Welcome to my column about LGBT, reproductive rights, and gender issues. Previous columns are here. If there's a topic you think I should cover, let me know.

The big news of the week is that someone finally finished crunching the numbers on 2010 census data and mapped where all the same-sex couples in the United States live.

By the census's count, Oregon is the fifth gayest state in America, based on our per capita number of same sex couples. This is the picture the Huffington Post uses to represent "gay Portland":

Hey there, dude.

But here's what Oregon's gays look like from another angle:


The US has been long overdue for a tabulation of same-sex couples. Until the 2010 Census, the federal government treated same-sex partners as a clerical error on Census forms and systematically changed the gender of one of the partners in its records. However, the current count of over 900,000 same-sex couples in the United States is still likely way off from reality: The Williams Institute estimates that 15 percent of same-sex couples nationwide were too nervous for some reason to put down that they were actually in a same-sex partnership. And up to 25 percent of the current counted couples could have a been an error due to someone filling out the wrong gender. Damn it, the clerical errors continue to plague us!
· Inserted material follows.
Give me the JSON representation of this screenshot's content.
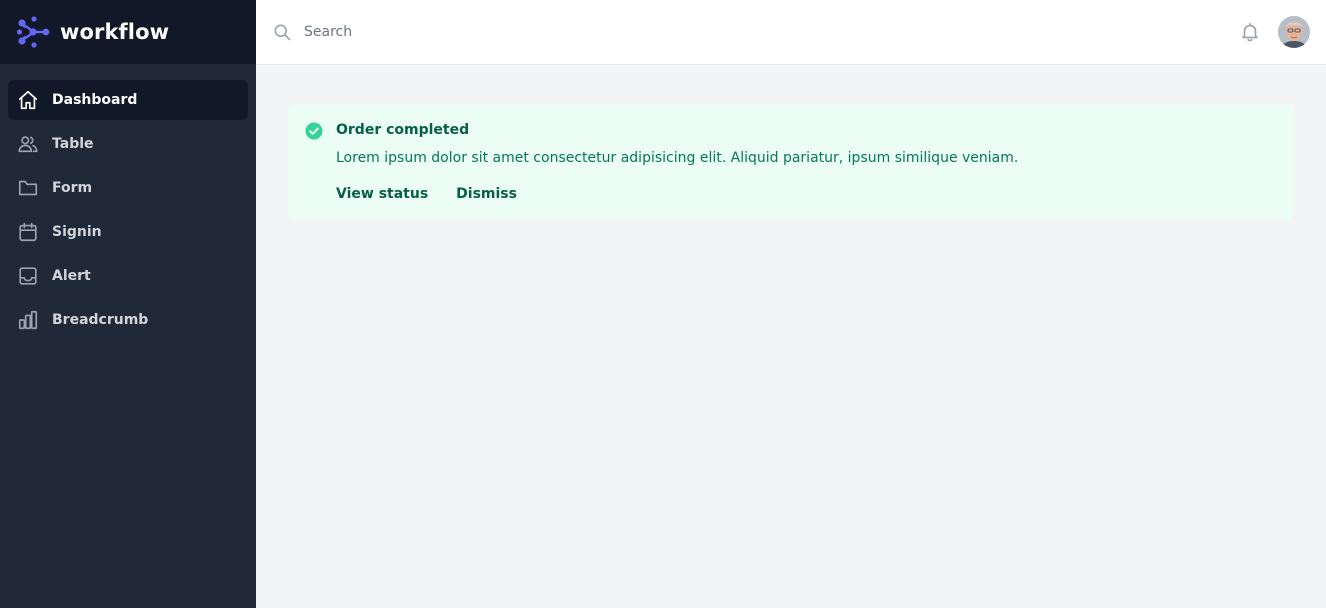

Even with the miscounts, though, the data is interesting. What I find heartening is that it shows queer couples living all over the place. While San Fransisco, as expected, tops the list, Monroe County, Florida has the third-highest per capita rate of gay couples (right above Multnomah County). And eighth on the list are DeKalb County, Georgia; St. Louis, Missouri; and Buncombe, North Carolina. I find the numbers heartening—it's only a matter of time before the neighbors of gay couples living together and raising kids in Florida, Georgia, Missouri, and North Carolina come around to seeing that gayness is not a threat to society. In fact, happy same-sex couples are in every state in the union.